En complément, un dernier concept auquel je crois beaucoup et que j’ai vu fonctionner et mis en valeur en Californie, c’est celui de l’apprentissage et de la transformation par l’expérimentation. Nos organisations hospitalières doivent s’adapter en permanence, mais le changement imposé par la réglementation ou par la gouvernance n’est aujourd’hui plus accepté par les équipes car elles n’en comprennent pas toujours le sens. Au contraire, face à une problématique, donner aux équipes la possibilité de concevoir leur solution et de l’expérimenter a un triple avantage.

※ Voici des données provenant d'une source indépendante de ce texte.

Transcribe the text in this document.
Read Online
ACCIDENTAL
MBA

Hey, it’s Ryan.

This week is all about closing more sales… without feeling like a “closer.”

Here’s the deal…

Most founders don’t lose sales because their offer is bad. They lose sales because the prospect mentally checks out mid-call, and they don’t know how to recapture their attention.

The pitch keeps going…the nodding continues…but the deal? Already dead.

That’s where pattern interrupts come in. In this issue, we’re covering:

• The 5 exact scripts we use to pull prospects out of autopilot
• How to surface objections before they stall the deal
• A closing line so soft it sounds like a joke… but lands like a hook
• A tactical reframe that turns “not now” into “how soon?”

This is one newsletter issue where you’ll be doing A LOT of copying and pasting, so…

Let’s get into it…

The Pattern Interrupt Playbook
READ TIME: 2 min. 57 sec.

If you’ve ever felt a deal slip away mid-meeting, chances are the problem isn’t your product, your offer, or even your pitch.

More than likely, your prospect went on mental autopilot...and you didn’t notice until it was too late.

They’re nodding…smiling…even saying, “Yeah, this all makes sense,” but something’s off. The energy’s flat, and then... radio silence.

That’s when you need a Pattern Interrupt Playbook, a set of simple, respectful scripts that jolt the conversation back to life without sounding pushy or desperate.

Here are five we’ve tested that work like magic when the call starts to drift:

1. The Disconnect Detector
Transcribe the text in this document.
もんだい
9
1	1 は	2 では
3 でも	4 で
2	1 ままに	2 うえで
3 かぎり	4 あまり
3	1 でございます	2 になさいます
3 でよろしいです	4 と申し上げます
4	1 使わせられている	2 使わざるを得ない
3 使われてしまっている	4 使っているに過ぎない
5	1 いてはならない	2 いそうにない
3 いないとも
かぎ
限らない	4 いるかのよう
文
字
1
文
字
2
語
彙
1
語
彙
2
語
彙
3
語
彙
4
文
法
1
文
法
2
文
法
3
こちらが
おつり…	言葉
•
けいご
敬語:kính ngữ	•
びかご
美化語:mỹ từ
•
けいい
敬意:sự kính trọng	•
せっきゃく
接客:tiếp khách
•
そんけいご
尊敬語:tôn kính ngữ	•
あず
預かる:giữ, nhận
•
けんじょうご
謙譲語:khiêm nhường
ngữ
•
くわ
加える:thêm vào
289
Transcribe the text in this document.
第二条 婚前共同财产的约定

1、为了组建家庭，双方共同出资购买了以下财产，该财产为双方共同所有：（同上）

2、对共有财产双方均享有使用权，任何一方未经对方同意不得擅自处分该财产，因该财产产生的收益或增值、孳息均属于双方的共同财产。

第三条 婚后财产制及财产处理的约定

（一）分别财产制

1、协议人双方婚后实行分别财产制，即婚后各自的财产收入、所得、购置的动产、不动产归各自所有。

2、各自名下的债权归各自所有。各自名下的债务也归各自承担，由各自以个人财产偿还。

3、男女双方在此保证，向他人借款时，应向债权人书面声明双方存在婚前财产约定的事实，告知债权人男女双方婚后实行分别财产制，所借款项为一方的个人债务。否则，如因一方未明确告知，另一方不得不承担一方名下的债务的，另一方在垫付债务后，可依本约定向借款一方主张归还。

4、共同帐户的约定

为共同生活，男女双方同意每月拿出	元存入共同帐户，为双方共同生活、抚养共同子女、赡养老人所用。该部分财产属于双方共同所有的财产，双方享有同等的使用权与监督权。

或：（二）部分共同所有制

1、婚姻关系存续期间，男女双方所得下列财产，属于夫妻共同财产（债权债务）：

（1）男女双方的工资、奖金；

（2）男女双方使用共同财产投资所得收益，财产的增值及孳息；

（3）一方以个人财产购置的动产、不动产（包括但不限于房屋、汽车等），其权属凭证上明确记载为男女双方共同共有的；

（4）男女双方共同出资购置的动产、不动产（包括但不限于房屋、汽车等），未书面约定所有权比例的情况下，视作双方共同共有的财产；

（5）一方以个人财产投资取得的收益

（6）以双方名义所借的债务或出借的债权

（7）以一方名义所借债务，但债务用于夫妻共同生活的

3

Cela permet de faire adhérer les équipes aux projets (et plus généralement aux enjeux et à la culture de l’établissement), de développer l’apprentissage et donc les compétences des professionnels (pour reprendre la citation mythique de Nelson Mandela « je ne perds jamais, soit je gagne, soit j’apprends ») et souvent, d’aboutir à des résultats beaucoup plus efficients.

Lorsque l’on accepte de mettre de côté ses croyances, un voyage est toujours une formidable occasion d’évoluer. Le système de santé californien, ses résultats ambivalents, ses professionnels fiers et enthousiastes ont parfois bousculé mes représentations et inspiré de nouvelles façons de fonctionner et parfois renforcé mes idées et ma motivation à les mettre en œuvre dans mon quotidien professionnel.